Being aware of these common shortcomings and faulty implementations can help teams prepare to tackle the challenges that come with making the shift to lean development practices.
Some of the biggest shortcomings in implementing a lean approach to management or development happen right at the start of the process—before the teams do any of the work. When there’s a faulty lean foundation, the rest of your lean structure is bound to fall apart.
Lack of an implementation strategy. Implementing lean development at an organization isn’t as easy as explaining the benefits to the team and sending them a list of to-do’s.

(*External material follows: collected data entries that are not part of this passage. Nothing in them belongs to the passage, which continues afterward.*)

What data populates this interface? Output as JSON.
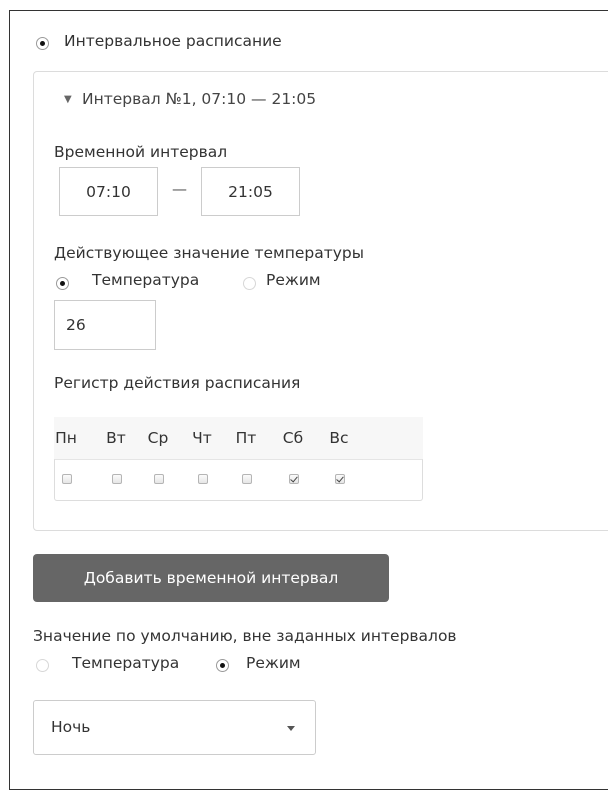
{
  "schedule_mode": {
    "label": "Интервальное расписание",
    "selected": true
  },
  "interval": {
    "header": "Интервал №1, 07:10 — 21:05",
    "time_label": "Временной интервал",
    "start": "07:10",
    "separator": "—",
    "end": "21:05",
    "value_label": "Действующее значение температуры",
    "option_temperature": "Температура",
    "option_mode": "Режим",
    "selected_option": "Температура",
    "temperature_value": "26",
    "days_label": "Регистр действия расписания",
    "days": [
      {
        "label": "Пн",
        "checked": false
      },
      {
        "label": "Вт",
        "checked": false
      },
      {
        "label": "Ср",
        "checked": false
      },
      {
        "label": "Чт",
        "checked": false
      },
      {
        "label": "Пт",
        "checked": false
      },
      {
        "label": "Сб",
        "checked": true
      },
      {
        "label": "Вс",
        "checked": true
      }
    ]
  },
  "add_interval_button": "Добавить временной интервал",
  "default_value": {
    "label": "Значение по умолчанию, вне заданных интервалов",
    "option_temperature": "Температура",
    "option_mode": "Режим",
    "selected_option": "Режим",
    "select_value": "Ночь"
  }
}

Before starting out, the leadership team should establish an actionable vision and goals that the entire organization understands.
A lean development strategy should include:
- A realistic pulse check of the culture of the organization, and whether it can handle a lean transformation
- Clear assignment of responsibilities
- Resource allocation
- A clear implementation plan from beginning to end
- Foreseeing issues and pitfalls that might arise and preparing an action plan in case they happen
- The right KPIs and metrics to measure the success of the implementation.
The last point is important for organizations and teams to feel like their lean transformation efforts are measurable. Unfortunately, product teams that make the lean leap often do so because they don’t define the right metrics to measure the transformation process.
Poor lean metrics/KPIs. On top of the usual product development metrics, the leadership in charge of making the lean transition should have metrics specific to track the results of the lean transformation. This means having metrics and KPIs that evaluate how effective and efficient lean has been in the organization, both culturally and operationally.
Some of the vital lean metrics PMs should follow:
- Work in progress (WIP). To visualize the flow of the work, use a kanban board. In the board, work in progress is the bulk of initiatives the team is working on at any given time but hasn’t completed. The idea is to observe what work is causing delays and not providing value, and remove it over time.
- Lead time. This metric measures how long it takes for any given task to be completed through the entire development workflow.
- Cycle time. Using cycle time, teams can measure how long work takes to go through each of the individual steps in the workflow.
- Iteration velocity. This measures how quickly the team is running experiments.
- User satisfaction metrics. These are metrics product managers are typically already measuring like NPS, Customer Effort Score and Customer Loyalty Index.
- Knowledge/experiment ratio. This should tell you what percentage of your iteration experiments are resulting in new and valuable knowledge that contributes to the improvement of the overall process.
These are just some of the metrics that lean product managers should be keeping track of. The metrics that you measure should directly align with your organization's individual goals, the product strategy and the goals of the business.
But overall, product leaders should carefully measure the implementation of lean and make changes according to the results.
Key takeaways
In product management, lean is about applying a scientific experimentation approach to find the right solutions to the right problems faced by users. The main goal of being lean for product managers isn’t to over-work and under-fund teams with tight deadlines and too many unrealistic deliverables; it’s about creating a product culture of designing and running experiments to test solutions, then learning from the results.
At they're core, lean practices and methods are about creating products that tap into real user needs. Lean helps product managers—and the teams they work with—maintain a consistent and valuable stream of communication with users, which in turn creates sustainable products with a long lifespan.